Time domain is another perspective on the fluidity of conscious states both in the case of suicidal thinking and substance use disorders. It is common for a person to describe themselves as becoming a person that they never wanted to be associated with both substance use disorders and suicidal thinking.  They are able to see those patterns in retrospect but not at the times they occur.   

It may be apparent that suicidal thinking can be a transition from a questionable belief to certainty. I listed a few of these beliefs in a previous post. A common one is “people would be better off without me”. In the early stages most people can examine that thought and conclude that it is at least partially false based on their relationships to the people in question and the assessment of their realistic value to those people. With time and continued emotional intensity any objective assessment of their value in relationships might diminish and disappear. At that point they are in a very high-risk state because they believe in the statement that “people would be better off without me”. Clinicians are often taught to ask about deterrence to suicidal ideation, but they are rarely taught to assess the degree of belief a person has in high-risk suicidal thinking.  There are non known ways to determine is a person who is delusional or quasi-delusional about suicidal thoughts is disclosing those thoughts or hiding them.

What can clinicians and patient do in these circumstances?  My previous posts suggests that an analysis of the thought patterns can be useful. I routinely review those ideas with people I see who have suicidal thoughts.  At some point the goal would be to see if talking about suicidal thoughts in this way would improve the level of resistance to these thoughts and make it less likely that people will act on them. I also believe that a public health message should discuss the same approach,  So far the only public health measure seems to be advice on calling suicide hotlines or crisis lines. 

I have had several people who I know as friends let me know that they have been able to analyze these thoughts on their own and come up solutions to contain these thoughts and get enough emotional distance from them to the point that they were no longer bothersome.  I know it can be done and encourage public health officials to take it to the next step.   

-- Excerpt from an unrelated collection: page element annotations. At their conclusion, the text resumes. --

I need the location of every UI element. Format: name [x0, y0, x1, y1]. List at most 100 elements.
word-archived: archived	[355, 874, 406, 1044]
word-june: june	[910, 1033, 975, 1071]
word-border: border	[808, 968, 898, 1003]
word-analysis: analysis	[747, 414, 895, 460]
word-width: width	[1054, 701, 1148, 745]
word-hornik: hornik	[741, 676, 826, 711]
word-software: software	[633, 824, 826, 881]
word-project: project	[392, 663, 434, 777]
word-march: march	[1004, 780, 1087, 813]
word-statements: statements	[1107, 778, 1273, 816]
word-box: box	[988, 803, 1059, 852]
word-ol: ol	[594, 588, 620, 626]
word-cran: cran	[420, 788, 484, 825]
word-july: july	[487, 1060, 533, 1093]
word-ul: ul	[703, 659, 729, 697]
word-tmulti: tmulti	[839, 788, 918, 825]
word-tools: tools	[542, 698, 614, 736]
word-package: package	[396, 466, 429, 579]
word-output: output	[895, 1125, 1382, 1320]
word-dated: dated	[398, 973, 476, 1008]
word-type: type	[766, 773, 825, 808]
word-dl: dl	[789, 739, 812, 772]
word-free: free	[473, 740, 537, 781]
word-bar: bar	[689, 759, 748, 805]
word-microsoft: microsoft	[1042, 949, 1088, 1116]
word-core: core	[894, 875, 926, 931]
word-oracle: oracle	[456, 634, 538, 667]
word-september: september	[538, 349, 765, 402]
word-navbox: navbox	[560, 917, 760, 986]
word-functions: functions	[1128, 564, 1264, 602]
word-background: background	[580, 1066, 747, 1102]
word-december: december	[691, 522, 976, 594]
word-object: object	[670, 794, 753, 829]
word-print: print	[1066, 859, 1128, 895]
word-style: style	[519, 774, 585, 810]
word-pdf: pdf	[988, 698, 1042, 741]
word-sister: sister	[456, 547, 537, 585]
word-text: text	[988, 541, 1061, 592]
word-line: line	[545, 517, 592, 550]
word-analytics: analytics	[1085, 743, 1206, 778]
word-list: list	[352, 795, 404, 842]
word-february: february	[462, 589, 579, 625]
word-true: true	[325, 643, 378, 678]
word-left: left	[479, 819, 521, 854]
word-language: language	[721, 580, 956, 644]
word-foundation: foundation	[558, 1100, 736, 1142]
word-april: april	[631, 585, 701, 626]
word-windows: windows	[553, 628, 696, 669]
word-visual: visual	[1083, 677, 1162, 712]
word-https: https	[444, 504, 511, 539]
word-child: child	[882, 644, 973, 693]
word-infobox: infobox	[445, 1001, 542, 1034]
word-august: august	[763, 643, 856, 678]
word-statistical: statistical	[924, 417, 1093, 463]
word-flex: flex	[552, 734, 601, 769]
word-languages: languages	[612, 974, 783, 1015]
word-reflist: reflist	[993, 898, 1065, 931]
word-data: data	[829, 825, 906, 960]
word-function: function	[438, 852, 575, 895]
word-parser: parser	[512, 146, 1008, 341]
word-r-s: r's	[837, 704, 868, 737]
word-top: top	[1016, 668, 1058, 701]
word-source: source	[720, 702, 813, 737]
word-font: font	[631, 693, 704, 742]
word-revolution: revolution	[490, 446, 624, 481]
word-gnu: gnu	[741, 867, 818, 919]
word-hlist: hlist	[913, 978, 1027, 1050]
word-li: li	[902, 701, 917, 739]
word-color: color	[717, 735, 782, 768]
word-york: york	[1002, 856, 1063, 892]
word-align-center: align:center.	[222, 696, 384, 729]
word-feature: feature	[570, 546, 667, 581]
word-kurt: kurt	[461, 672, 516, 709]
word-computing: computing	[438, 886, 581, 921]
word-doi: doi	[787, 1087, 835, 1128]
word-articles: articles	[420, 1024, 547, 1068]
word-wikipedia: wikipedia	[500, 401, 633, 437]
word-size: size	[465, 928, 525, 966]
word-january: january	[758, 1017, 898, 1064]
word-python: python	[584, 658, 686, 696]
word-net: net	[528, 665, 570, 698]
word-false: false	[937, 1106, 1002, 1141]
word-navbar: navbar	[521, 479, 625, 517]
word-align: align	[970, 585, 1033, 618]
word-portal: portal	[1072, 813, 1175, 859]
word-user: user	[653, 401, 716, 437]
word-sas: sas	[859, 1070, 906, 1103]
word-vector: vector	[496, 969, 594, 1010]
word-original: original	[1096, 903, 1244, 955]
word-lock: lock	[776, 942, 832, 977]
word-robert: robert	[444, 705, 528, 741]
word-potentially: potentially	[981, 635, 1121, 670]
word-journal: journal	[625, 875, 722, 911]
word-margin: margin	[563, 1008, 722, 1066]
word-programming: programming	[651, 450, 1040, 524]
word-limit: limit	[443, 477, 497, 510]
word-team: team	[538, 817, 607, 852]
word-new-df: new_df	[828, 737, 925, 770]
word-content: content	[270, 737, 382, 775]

In closing, this post emphasizes a unique conscious state or states associated with suicidal ideation and suicide attempts. Nothing in this post should be construed as interview or treatment suggestions.  A more comprehensive understanding of  suicidal thinking and behavior requires more than a rating scale approach or risk factor analysis.

George Dawson, MD, DFAPA


1.  PHQ-9 is copyrighted by Pfizer, Inc. Full rating scale is visible at many sites by searching on PHQ-9.